The following error was encountered while trying to retrieve the URL: <a href =""  ="">cache_object://192.168.0.235/info</a>

Giriş qadağandır.

Access control configuration prevents your request from being allowed at this                                                                                        time. Please contact your service provider if you feel this is incorrect.

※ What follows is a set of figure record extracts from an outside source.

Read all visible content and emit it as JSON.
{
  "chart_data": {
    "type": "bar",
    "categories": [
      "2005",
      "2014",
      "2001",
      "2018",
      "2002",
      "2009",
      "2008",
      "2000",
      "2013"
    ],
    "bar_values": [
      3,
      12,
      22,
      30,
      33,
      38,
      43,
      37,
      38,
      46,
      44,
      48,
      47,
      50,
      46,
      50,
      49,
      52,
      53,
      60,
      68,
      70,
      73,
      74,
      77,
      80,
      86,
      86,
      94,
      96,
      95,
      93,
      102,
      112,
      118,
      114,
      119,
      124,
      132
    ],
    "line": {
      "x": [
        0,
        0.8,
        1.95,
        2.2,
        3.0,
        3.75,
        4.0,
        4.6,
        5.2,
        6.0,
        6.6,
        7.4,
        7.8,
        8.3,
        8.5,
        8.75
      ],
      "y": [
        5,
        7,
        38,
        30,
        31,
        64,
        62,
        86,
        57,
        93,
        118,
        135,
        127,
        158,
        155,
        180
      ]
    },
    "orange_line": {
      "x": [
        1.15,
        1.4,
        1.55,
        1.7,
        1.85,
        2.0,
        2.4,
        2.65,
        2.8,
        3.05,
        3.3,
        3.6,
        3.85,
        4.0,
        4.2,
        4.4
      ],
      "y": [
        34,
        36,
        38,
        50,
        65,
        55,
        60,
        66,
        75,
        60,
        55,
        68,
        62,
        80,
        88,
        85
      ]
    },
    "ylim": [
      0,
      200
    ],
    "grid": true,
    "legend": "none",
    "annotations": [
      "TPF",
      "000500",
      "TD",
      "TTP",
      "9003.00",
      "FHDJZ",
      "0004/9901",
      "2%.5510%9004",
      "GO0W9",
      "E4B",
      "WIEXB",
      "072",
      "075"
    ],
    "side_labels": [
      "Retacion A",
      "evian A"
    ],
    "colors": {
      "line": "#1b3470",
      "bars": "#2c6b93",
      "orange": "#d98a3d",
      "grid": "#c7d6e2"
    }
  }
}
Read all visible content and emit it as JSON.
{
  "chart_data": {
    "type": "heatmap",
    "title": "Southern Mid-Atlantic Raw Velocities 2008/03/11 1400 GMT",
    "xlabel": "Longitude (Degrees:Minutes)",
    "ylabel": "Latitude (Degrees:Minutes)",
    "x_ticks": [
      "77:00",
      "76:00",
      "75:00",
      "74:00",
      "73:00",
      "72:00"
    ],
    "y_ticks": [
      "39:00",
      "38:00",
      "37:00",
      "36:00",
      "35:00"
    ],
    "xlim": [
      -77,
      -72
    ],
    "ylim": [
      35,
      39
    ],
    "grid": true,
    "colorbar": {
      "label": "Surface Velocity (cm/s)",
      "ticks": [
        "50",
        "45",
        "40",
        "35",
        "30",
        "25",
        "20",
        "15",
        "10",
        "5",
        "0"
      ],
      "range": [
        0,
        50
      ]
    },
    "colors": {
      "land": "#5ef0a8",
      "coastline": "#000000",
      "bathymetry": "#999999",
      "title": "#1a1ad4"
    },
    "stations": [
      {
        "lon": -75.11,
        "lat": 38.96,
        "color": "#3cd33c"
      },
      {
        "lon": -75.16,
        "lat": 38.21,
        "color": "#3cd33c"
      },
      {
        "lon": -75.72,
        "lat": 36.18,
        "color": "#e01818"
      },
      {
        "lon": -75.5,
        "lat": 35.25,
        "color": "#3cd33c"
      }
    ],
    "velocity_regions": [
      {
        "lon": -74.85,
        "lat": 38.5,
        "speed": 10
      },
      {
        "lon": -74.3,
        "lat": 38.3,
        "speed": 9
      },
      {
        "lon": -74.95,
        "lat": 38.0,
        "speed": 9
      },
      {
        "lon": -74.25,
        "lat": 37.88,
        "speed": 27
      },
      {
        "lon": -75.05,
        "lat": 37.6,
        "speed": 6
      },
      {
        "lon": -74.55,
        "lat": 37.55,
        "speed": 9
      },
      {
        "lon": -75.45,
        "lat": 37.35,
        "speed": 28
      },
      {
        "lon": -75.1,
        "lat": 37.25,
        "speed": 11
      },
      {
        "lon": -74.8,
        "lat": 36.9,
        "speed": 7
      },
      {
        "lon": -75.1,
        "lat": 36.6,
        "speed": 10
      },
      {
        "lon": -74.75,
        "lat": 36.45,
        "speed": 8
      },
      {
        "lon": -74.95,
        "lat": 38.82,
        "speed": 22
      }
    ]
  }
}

Your cache administrator is [admin@localhost](mailto:admin@localhost?subject=CacheErro                                                                                      rInfo%20-%20ERR_ACCESS_DENIED&body=CacheHost%3A%20localhost%0D%0AErrPage%3A%                                                                                      20ERR_ACCESS_DENIED%0D%0AErr%3A%20%5Bnone%5D%0D%0ATimeStamp%3A%20Wed,%2001%20Apr                                                                                      %202015%2004%3A01%3A50%20GMT%0D%0A%0D%0AClientIP%3A%20192.168.0.238%0D%0A%0D%0AH                                                                                      TTP%20Request%3A%0D%0AGET%20%2Finfo%20HTTP%2F1.0%0AHost%3A%20192.168.0.235%0D%0A                                                                                      User-Agent%3A%20squidclient%2F3.4.10%0D%0AAccept%3A%20*%2F*%0D%0AConnection%3A%2                                                                                      0close%0D%0A%0D%0A%0D%0A).

---

Generated Wed, 01 Apr 2015 04:01:50 GMT by localhost (squid/3.4.10)

KOM

Huh???

1.  Go to pfSense console.

2.  Press 8 for Shell.  See image.

3.  Type the command I gave you and parse the output.

periko

Are using squidguard in your setup?

shehan31

@periko:

Are using squidguard in your setup?

Yes.

periko

By default squid will only allow 5 connections to squidguard if u have more than 5 users at the same time u are doom.
  Now that u are in your shell check cache.log and see if u have something like this:

2013/10/25 09:44:24| WARNING: All redirector processes are busy.
2013/10/25 09:44:24| Consider increasing the number of redirector processes in your config file.

If this is your case, just remember a formula:

of Squidguard threats x memory size each one=RAM memory for squidguard.

Because squidguard depends on RAM that is why is fast.

Hope this is your case and hope this helps!!!